Early Retiree Lists. Plan sponsors should prepare early retiree lists. A plan sponsor will be required to submit an early retiree list to the ERRP Center before a reimbursement request can be submitted. On September 24, 2010, HHS posted additional guidance explaining that there are two primary considerations to determine if an early retiree's costs are eligible for reimbursement under the ERRP. First, the individual that the plan sponsor is claiming must be an early retiree, the determination of which is based on such things as age, plan participation, and employment status. Second, the early retiree or the early retireeʼs spouse, surviving spouse, or dependent(s) must have accumulated $15,000 or more in plan-reimbursed and/or self-paid claims that are eligible for credit towards the ERRP cost threshold or for ERRP reimbursement.

Cost Data. The guidance notes that to simplify cost data submissions for reimbursement, plan sponsors need only submit claims cost data initially at the plan level, not at the benefit option level or at the medical item or service level. However, plan sponsors must supplement any submitted summary cost data with corresponding claim-level data at a future date to be announced by the ERRP Center. Thus plan sponsors should identify resource(s) to assist with consolidation and reporting of such data if necessary. The ERRP Center will begin accepting eligible summary-level cost data in mid-October. Generally, only those items and services that Medicare would cover are eligible for reimbursement under ERRP. On September 28, 2010, the HHS ERRP Center also published new program guidance describing the types of medical items or services that are generally excluded from Medicare coverage. However, this guidance also describes how some of Medicare's specific limits do not apply in the ERRP.

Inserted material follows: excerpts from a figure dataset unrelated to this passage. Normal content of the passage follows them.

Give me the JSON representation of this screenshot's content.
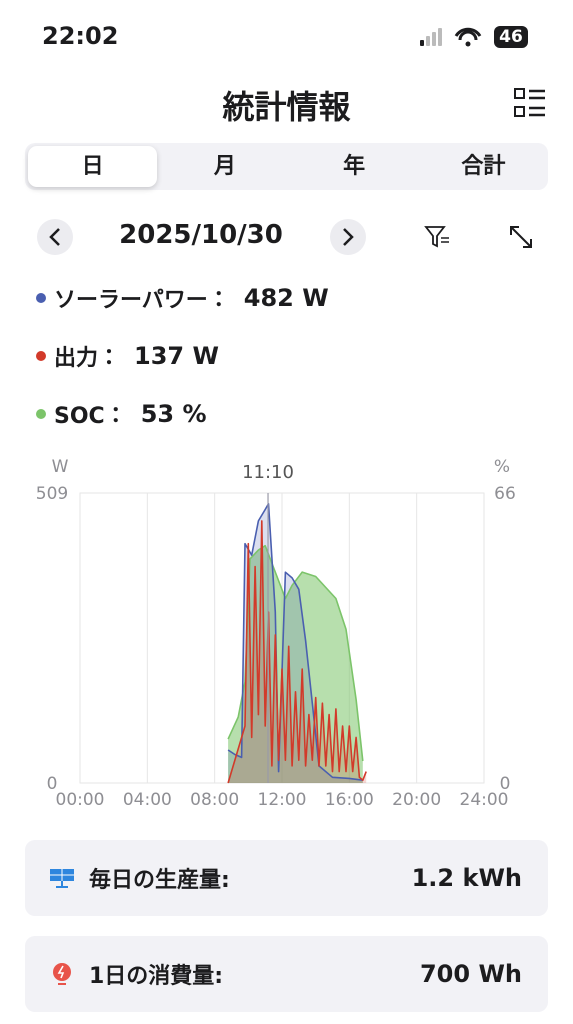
{
  "status_bar": {
    "time": "22:02",
    "battery": "46"
  },
  "header": {
    "title": "統計情報"
  },
  "tabs": [
    "日",
    "月",
    "年",
    "合計"
  ],
  "date_nav": {
    "date": "2025/10/30"
  },
  "readouts": [
    {
      "label": "ソーラーパワー：",
      "value": "482 W"
    },
    {
      "label": "出力：",
      "value": "137 W"
    },
    {
      "label": "SOC：",
      "value": "53 %"
    }
  ],
  "chart_data": {
    "type": "line",
    "y_unit": "W",
    "y2_unit": "%",
    "cursor": {
      "value": 11.17,
      "label": "11:10"
    },
    "xlim": [
      0,
      24
    ],
    "xticks": [
      {
        "value": 0,
        "label": "00:00"
      },
      {
        "value": 4,
        "label": "04:00"
      },
      {
        "value": 8,
        "label": "08:00"
      },
      {
        "value": 12,
        "label": "12:00"
      },
      {
        "value": 16,
        "label": "16:00"
      },
      {
        "value": 20,
        "label": "20:00"
      },
      {
        "value": 24,
        "label": "24:00"
      }
    ],
    "ylim": [
      0,
      509
    ],
    "yticks": [
      0,
      509
    ],
    "y2lim": [
      0,
      66
    ],
    "y2ticks": [
      0,
      66
    ],
    "grid": true,
    "series": [
      {
        "color": "#7cc46a",
        "axis": "y2",
        "x": [
          8.8,
          9.4,
          9.8,
          10.1,
          10.6,
          11.0,
          11.6,
          12.2,
          12.6,
          13.2,
          14.0,
          15.2,
          15.8,
          16.4,
          16.8
        ],
        "values": [
          10,
          15,
          23,
          51,
          53,
          54,
          48,
          42,
          45,
          48,
          47,
          42,
          35,
          19,
          5
        ]
      },
      {
        "color": "#4a5fb0",
        "axis": "y",
        "x": [
          8.8,
          9.2,
          9.6,
          9.8,
          10.2,
          10.6,
          11.0,
          11.2,
          11.6,
          11.8,
          12.2,
          12.6,
          13.0,
          13.4,
          13.8,
          14.2,
          15.0,
          16.0,
          16.8
        ],
        "values": [
          58,
          50,
          45,
          420,
          400,
          460,
          480,
          490,
          300,
          20,
          370,
          360,
          340,
          250,
          140,
          30,
          10,
          8,
          5
        ]
      },
      {
        "color": "#d23a2a",
        "axis": "y",
        "x": [
          8.8,
          9.8,
          10.0,
          10.2,
          10.4,
          10.6,
          10.8,
          11.0,
          11.2,
          11.4,
          11.6,
          11.8,
          12.0,
          12.2,
          12.4,
          12.6,
          12.8,
          13.0,
          13.2,
          13.4,
          13.6,
          13.8,
          14.0,
          14.2,
          14.4,
          14.6,
          14.8,
          15.0,
          15.2,
          15.4,
          15.6,
          15.8,
          16.0,
          16.2,
          16.4,
          16.6,
          16.8,
          17.0
        ],
        "values": [
          0,
          100,
          420,
          80,
          380,
          120,
          460,
          100,
          300,
          30,
          260,
          40,
          200,
          40,
          240,
          30,
          160,
          40,
          200,
          30,
          120,
          40,
          150,
          30,
          140,
          30,
          120,
          20,
          130,
          20,
          100,
          20,
          100,
          20,
          80,
          10,
          5,
          20
        ]
      }
    ]
  },
  "summary": [
    {
      "label": "毎日の生産量:",
      "value": "1.2 kWh"
    },
    {
      "label": "1日の消費量:",
      "value": "700 Wh"
    }
  ]
}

IRS Releases Form 8941 to Help Small Employers Claim New Health Care Tax Credit

Employers that pay average wages of less than $50,000 per year and have less than 25 full-time employees may be eligible for a tax credit included in PPACA, which is designed to encourage small employers to offer health insurance coverage for the first time or maintain existing coverage. The IRS posted a draft of Form 8941 on its website that both small businesses and tax-exempt organizations can use to calculate the credit. A small business will then include the amount of the credit as part of the general business credit on its income tax return, while a tax-exempt organization will claim the small business health care tax credit on a revised Form 990-T.